Wednesday, September 21, 2016

Uncontrolled, Man(zi)

Trial and error is a modus operandi in science, and has become a popular way of doing business as well. But it hasn't made enough inroads into public policy, leaving a lot of potential for societal gains untapped. In Uncontrolled: The Surprising Payoff of Trial-and-Error for Business, Politics, and Society, Manzi seeks to rectify this by discussing the challenges that the soft sciences present and how they can be somewhat overcome.

Manzi starts out by going through the history of experimentation, and how it led to various gains in different fields. Unfortunately, the inter-field growth of experimentation as a core operating methodology kind of stalled out, as complex societies don't lend themselves to being boiled down to a few equations.

In many hard sciences, most variables can be controlled, leaving no doubt as to how an independent variable affects the environment. But in social sciences, most variables cannot be controlled or even accounted for, requiring the use of statistics as well as the recognition that the statistics chosen may not capture the important factors.

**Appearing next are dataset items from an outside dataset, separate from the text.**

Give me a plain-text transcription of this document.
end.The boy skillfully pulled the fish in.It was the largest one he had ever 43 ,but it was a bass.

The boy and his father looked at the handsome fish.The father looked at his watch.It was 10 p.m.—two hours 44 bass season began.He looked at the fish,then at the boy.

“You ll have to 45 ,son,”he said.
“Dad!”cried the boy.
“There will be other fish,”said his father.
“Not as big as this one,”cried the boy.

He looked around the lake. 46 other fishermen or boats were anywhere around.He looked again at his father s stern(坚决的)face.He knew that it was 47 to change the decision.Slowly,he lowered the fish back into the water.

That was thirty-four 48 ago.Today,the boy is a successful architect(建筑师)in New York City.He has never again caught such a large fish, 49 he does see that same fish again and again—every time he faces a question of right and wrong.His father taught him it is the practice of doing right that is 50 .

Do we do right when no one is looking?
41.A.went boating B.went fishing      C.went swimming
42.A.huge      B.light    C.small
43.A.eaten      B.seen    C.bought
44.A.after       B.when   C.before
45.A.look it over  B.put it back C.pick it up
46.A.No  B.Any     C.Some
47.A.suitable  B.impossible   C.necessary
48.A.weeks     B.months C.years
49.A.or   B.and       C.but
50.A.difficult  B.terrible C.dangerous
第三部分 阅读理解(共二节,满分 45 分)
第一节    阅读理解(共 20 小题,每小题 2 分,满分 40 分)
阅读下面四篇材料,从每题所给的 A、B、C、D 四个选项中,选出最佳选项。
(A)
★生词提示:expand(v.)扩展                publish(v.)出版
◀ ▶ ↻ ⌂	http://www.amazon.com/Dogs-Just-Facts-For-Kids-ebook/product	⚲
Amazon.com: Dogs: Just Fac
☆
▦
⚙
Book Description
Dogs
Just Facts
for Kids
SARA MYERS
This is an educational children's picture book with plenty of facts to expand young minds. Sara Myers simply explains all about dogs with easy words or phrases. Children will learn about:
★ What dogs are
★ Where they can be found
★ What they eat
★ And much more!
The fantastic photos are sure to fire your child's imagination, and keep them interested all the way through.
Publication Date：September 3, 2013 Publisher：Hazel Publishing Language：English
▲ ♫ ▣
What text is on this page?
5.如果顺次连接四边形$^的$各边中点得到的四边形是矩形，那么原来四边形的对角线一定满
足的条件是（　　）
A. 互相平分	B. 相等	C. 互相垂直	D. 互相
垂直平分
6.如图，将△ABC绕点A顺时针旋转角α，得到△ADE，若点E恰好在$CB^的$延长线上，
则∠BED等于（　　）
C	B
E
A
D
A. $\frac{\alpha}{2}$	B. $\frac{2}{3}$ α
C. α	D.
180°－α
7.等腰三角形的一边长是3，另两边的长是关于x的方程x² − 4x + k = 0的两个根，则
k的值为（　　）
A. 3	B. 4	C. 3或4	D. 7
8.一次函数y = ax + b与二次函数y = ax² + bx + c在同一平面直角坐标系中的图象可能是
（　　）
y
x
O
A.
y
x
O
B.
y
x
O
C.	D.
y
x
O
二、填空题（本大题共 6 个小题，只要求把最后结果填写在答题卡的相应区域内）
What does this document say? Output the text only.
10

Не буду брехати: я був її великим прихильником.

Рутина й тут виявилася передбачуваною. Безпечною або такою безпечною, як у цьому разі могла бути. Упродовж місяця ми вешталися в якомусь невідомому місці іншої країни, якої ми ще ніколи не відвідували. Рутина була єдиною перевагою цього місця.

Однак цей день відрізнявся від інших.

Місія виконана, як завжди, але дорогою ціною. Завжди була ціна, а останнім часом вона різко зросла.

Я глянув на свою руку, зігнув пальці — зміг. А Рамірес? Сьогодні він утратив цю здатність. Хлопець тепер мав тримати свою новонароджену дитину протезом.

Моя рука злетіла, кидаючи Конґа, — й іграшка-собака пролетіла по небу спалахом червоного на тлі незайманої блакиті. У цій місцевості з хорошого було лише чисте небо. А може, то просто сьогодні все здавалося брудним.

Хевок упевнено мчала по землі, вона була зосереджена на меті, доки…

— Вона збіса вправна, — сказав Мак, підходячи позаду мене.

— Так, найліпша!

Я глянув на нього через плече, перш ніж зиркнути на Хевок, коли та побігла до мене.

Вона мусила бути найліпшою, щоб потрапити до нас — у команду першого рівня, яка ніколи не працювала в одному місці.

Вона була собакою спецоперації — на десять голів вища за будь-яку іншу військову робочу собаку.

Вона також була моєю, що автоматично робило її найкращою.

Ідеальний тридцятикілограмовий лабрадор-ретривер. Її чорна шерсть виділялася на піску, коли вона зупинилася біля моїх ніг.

But it is still important to experiment. Manzi demonstrates this by doing a take-down of some popular theories. For example, Stephen Levitt's thesis that legalized abortion was a large contributor to the drop in crime rates was put under the microscope. By reasonably changing just a couple of assumptions, Levitt's thesis no longer becomes supported by his original arguments. Using observational data only, we really don't know if the assumptions were right, the factors capture what's needed, and therefore whether the conclusions are correct. Even if the conclusions happen to be correct, we have no idea whether they hold true *outside* of the environment in which the initial observations were made.

Of course, controlled experiments are impossible to run in societies, but Manzi has some suggestions which can help us move forward by trial and error. For example, by decentralizing policy decisions (from federal to state, state to local etc.) we can get a wider variety of attempts, and then learn and observe which worked out and which didn't.

If this type of discussion interests you, you will enjoy Uncontrolled: The Surprising Payoff of Trial-and-Error for Business, Politics, and Society.